The Austin city government paid for the hotel of Jonathan K. Allen, a former city manager in Florida who dealt with women that one time, so that he could come and explain to them how to work with womenfolk. According to the Austin American-Statesman, Allen offered such sage advice as:
Women ask lots of questions. He learned a valuable lesson on communicating with women from his 11-year-old daughter, who peppered him with questions while they were on the way to volleyball. “In a matter of 15 seconds, I got 10 questions that I had to patiently respond to,” Allen said. Allen says female City Council members are less likely to read agenda information and instead ask questions. He says it’s tempting to just tell them to read the packet, but “my daughter taught me the importance of being patient” even when they may already know the answer to the question.

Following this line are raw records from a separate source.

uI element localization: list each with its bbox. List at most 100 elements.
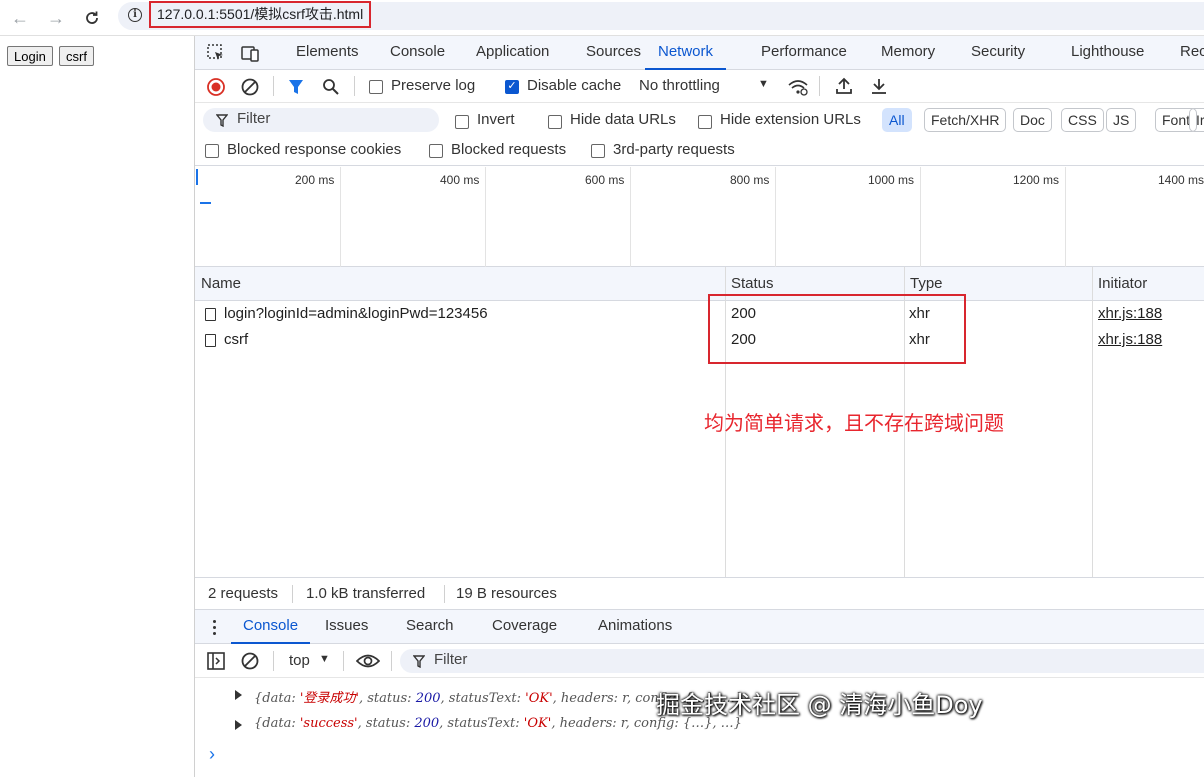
download-icon[interactable] <box>870 77 888 95</box>
console-filter-placeholder: Filter <box>434 651 468 668</box>
record-stop-icon[interactable] <box>207 78 225 96</box>
third-party-checkbox[interactable] <box>591 144 605 158</box>
more-menu-icon[interactable] <box>213 620 216 635</box>
expand-triangle-icon[interactable] <box>235 720 242 730</box>
upload-icon[interactable] <box>835 77 853 95</box>
timeline-label: 200 ms <box>295 173 335 187</box>
drawer-tab-search[interactable]: Search <box>406 610 454 644</box>
request-name[interactable]: login?loginId=admin&loginPwd=123456 <box>224 305 488 322</box>
document-icon <box>205 334 216 347</box>
chevron-down-icon[interactable]: ▼ <box>319 653 330 665</box>
blocked-cookies-checkbox[interactable] <box>205 144 219 158</box>
separator <box>444 585 445 603</box>
filter-funnel-icon[interactable] <box>288 78 304 96</box>
resources-size: 19 B resources <box>456 585 557 602</box>
request-initiator-link[interactable]: xhr.js:188 <box>1098 305 1162 322</box>
invert-checkbox[interactable] <box>455 115 469 129</box>
timeline-label: 800 ms <box>730 173 770 187</box>
console-token: {data: <box>254 691 300 706</box>
gridline <box>920 167 921 267</box>
separator <box>819 76 820 96</box>
csrf-button[interactable]: csrf <box>59 46 94 66</box>
type-filter-img[interactable]: Ir <box>1189 108 1204 132</box>
console-token: , statusText: <box>439 716 524 731</box>
forward-arrow-icon[interactable]: → <box>42 4 70 32</box>
network-summary-bar: 2 requests 1.0 kB transferred 19 B resou… <box>195 577 1204 610</box>
tab-console[interactable]: Console <box>390 36 445 70</box>
hide-extension-urls-checkbox[interactable] <box>698 115 712 129</box>
request-name[interactable]: csrf <box>224 331 248 348</box>
blocked-cookies-label: Blocked response cookies <box>227 141 402 158</box>
clear-icon[interactable] <box>241 78 259 96</box>
sidebar-toggle-icon[interactable] <box>207 652 225 670</box>
type-filter-css[interactable]: CSS <box>1061 108 1104 132</box>
drawer-tab-console[interactable]: Console <box>231 610 311 644</box>
clear-console-icon[interactable] <box>241 652 259 670</box>
console-token: , statusText: <box>440 691 526 706</box>
device-toolbar-icon[interactable] <box>241 44 259 62</box>
filter-funnel-icon <box>413 655 425 668</box>
login-button[interactable]: Login <box>7 46 53 66</box>
timeline-label: 1400 ms <box>1158 173 1204 187</box>
filter-options-bar: Blocked response cookies Blocked request… <box>195 136 1204 166</box>
type-filter-all[interactable]: All <box>882 108 912 132</box>
tab-application[interactable]: Application <box>476 36 549 70</box>
address-bar[interactable]: i 127.0.0.1:5501/模拟csrf攻击.html <box>118 1 1204 30</box>
separator <box>273 76 274 96</box>
tab-lighthouse[interactable]: Lighthouse <box>1071 36 1144 70</box>
inspect-element-icon[interactable] <box>207 44 225 62</box>
drawer-tab-coverage[interactable]: Coverage <box>492 610 557 644</box>
live-expression-eye-icon[interactable] <box>356 653 380 669</box>
third-party-label: 3rd-party requests <box>613 141 735 158</box>
request-bar <box>200 202 211 204</box>
back-arrow-icon[interactable]: ← <box>6 4 34 32</box>
type-filter-doc[interactable]: Doc <box>1013 108 1052 132</box>
url-text[interactable]: 127.0.0.1:5501/模拟csrf攻击.html <box>149 1 372 28</box>
request-initiator-link[interactable]: xhr.js:188 <box>1098 331 1162 348</box>
tab-elements[interactable]: Elements <box>296 36 359 70</box>
drawer-tab-animations[interactable]: Animations <box>598 610 672 644</box>
hide-extension-urls-label: Hide extension URLs <box>720 111 861 128</box>
type-filter-fetch-xhr[interactable]: Fetch/XHR <box>924 108 1007 132</box>
tab-memory[interactable]: Memory <box>881 36 935 70</box>
hide-data-urls-checkbox[interactable] <box>548 115 562 129</box>
search-icon[interactable] <box>322 78 340 96</box>
type-filter-js[interactable]: JS <box>1106 108 1137 132</box>
filter-placeholder: Filter <box>237 110 271 127</box>
tab-network[interactable]: Network <box>645 36 727 70</box>
throttling-select[interactable]: No throttling <box>639 77 720 94</box>
reload-icon[interactable] <box>78 4 106 32</box>
console-string: 'OK' <box>525 691 553 706</box>
console-string: '登录成功' <box>299 691 359 706</box>
gridline <box>1065 167 1066 267</box>
tab-recorder[interactable]: Rec <box>1180 36 1204 70</box>
network-timeline-overview[interactable]: 200 ms 400 ms 600 ms 800 ms 1000 ms 1200… <box>195 167 1204 267</box>
expand-triangle-icon[interactable] <box>235 690 242 700</box>
drawer-tab-issues[interactable]: Issues <box>325 610 368 644</box>
drawer-tab-bar: Console Issues Search Coverage Animation… <box>195 610 1204 644</box>
filter-bar: Filter Invert Hide data URLs Hide extens… <box>195 103 1204 136</box>
column-header-initiator[interactable]: Initiator <box>1092 267 1147 301</box>
chevron-down-icon[interactable]: ▼ <box>758 78 769 90</box>
tab-performance[interactable]: Performance <box>761 36 847 70</box>
context-select[interactable]: top <box>289 652 310 669</box>
disable-cache-checkbox[interactable]: ✓ <box>505 80 519 94</box>
preserve-log-label: Preserve log <box>391 77 476 94</box>
filter-funnel-icon <box>216 114 228 127</box>
filter-input[interactable]: Filter <box>203 108 439 132</box>
console-number: 200 <box>415 691 441 706</box>
preserve-log-checkbox[interactable] <box>369 80 383 94</box>
tab-sources[interactable]: Sources <box>586 36 641 70</box>
console-prompt[interactable]: › <box>209 744 215 765</box>
timeline-range-handle[interactable] <box>196 169 198 185</box>
console-filter-input[interactable]: Filter <box>400 649 1204 673</box>
console-token: , status: <box>359 691 416 706</box>
transferred-size: 1.0 kB transferred <box>306 585 426 602</box>
column-divider[interactable] <box>1092 267 1093 577</box>
site-info-icon[interactable]: i <box>128 8 142 22</box>
console-token: , status: <box>357 716 415 731</box>
network-conditions-icon[interactable] <box>787 77 809 97</box>
blocked-requests-checkbox[interactable] <box>429 144 443 158</box>
column-header-name[interactable]: Name <box>195 267 241 301</box>
tab-security[interactable]: Security <box>971 36 1025 70</box>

Women don’t want to deal with numbers. Allen said in his city they used to have background information and financial analysis on the front pages of agenda forms. Allen says he normally would have presented the financial argument, but that his female commissioners would balk and say, “Mr. Manager, I don’t want to hear about the financial argument, I want to hear about how this impacts the whole community.” He said that it may make good financial sense, but if he wants to get the votes, he has to present his arguments “in a totally different way.”
Also, get used to dealing with the ladies, advises Allen, because Hillary Clinton has them all thinking they can be leaders.
There’s no harm in having sessions that help people with different leadership styles work cohesively, but focusing on gender stereotypes like “lady legislators are like my inquisitive 11-year-old” seems decidedly less helpful.